Dawn is a young woman in her early twenties. She had a raging infection in her jaw, lungs, eyes and saliva glands; one that has plagued her for an extended period. The diagnosis of Sjogren’s was a long time in coming, and the emotional link to the infection was caused by her mother’s death. The doctors’ simply could not help her; they only prescribed drugs to keep the extreme flare-ups under control. Her energy was very low and she was no longer able to work. Dawn shared with me that she felt she has lost her father’s love for her at age two, when her sister was born. As we worked on her infection in one session, the IF/h processing around her father caused a sharp and almost unbearable pain in her heart. I asked that she focus on the pain and breathe the pain out as we disorganized the IF/h. To my relief, the pain abated. Dawn was quite taken back by the strong reaction. She started to connect her illness and her lack of ability to form meaningful relationships with men to this residual mental pain caused by the abandonment of her father.
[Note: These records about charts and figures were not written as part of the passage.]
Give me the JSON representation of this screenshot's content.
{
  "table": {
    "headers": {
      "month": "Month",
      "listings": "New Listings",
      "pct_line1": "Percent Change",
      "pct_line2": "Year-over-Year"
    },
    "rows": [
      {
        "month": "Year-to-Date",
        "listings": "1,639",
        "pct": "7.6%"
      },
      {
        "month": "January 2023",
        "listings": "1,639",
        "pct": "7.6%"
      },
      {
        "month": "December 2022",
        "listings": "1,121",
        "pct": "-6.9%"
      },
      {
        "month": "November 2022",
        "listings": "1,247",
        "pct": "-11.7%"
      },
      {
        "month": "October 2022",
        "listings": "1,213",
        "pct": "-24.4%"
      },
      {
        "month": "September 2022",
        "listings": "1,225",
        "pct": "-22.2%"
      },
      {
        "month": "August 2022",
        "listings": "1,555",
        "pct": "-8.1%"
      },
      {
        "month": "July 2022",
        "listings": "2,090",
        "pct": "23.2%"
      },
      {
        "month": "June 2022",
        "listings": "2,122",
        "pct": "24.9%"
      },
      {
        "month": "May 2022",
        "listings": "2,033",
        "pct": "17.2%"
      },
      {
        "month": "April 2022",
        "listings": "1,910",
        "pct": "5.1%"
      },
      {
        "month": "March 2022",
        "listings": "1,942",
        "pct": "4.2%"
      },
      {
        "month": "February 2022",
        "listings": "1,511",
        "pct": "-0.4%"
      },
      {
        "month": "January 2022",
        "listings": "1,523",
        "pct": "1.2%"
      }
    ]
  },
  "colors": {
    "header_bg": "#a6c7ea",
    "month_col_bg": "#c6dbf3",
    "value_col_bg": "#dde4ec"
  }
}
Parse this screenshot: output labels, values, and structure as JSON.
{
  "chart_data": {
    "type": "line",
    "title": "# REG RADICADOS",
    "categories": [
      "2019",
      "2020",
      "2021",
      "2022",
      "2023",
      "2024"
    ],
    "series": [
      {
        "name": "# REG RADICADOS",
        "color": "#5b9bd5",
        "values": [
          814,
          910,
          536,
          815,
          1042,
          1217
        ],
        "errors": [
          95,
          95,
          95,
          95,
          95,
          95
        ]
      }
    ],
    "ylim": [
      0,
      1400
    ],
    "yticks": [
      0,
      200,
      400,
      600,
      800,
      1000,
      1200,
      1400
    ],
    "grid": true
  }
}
At present, Dawn is still overcoming her eye problems, however, the major infection is gone. She has been leading her family’s reconciliation with her father, stepmother and her new brother.
In our last session, Dawn relayed a terrible incident that occurred in her childhood at around age seven, in her former home in China. Her mother had brought her to the doctor to treat a sty in Dawn’s eye. The doctor employed a senior man to hold Dawn still while he operated without anesthetic. Dawn was terrified and confused, not able to understand why her mother would allow this to happen to her. She had bruises on her body from being held down. This trauma was related to her continued eye infection. Now Dawn has made great strides with the condition of her eyes and is better able to perform at work since this session.
12 sessions later, Dawn’s health is much better and she is able to relate the emotions of her childhood to her difficulties of today. Dawn has also realized she is dissatisfied with her profession and is looking to change her career path towards teaching medical yoga, with our sessions supporting her along the way.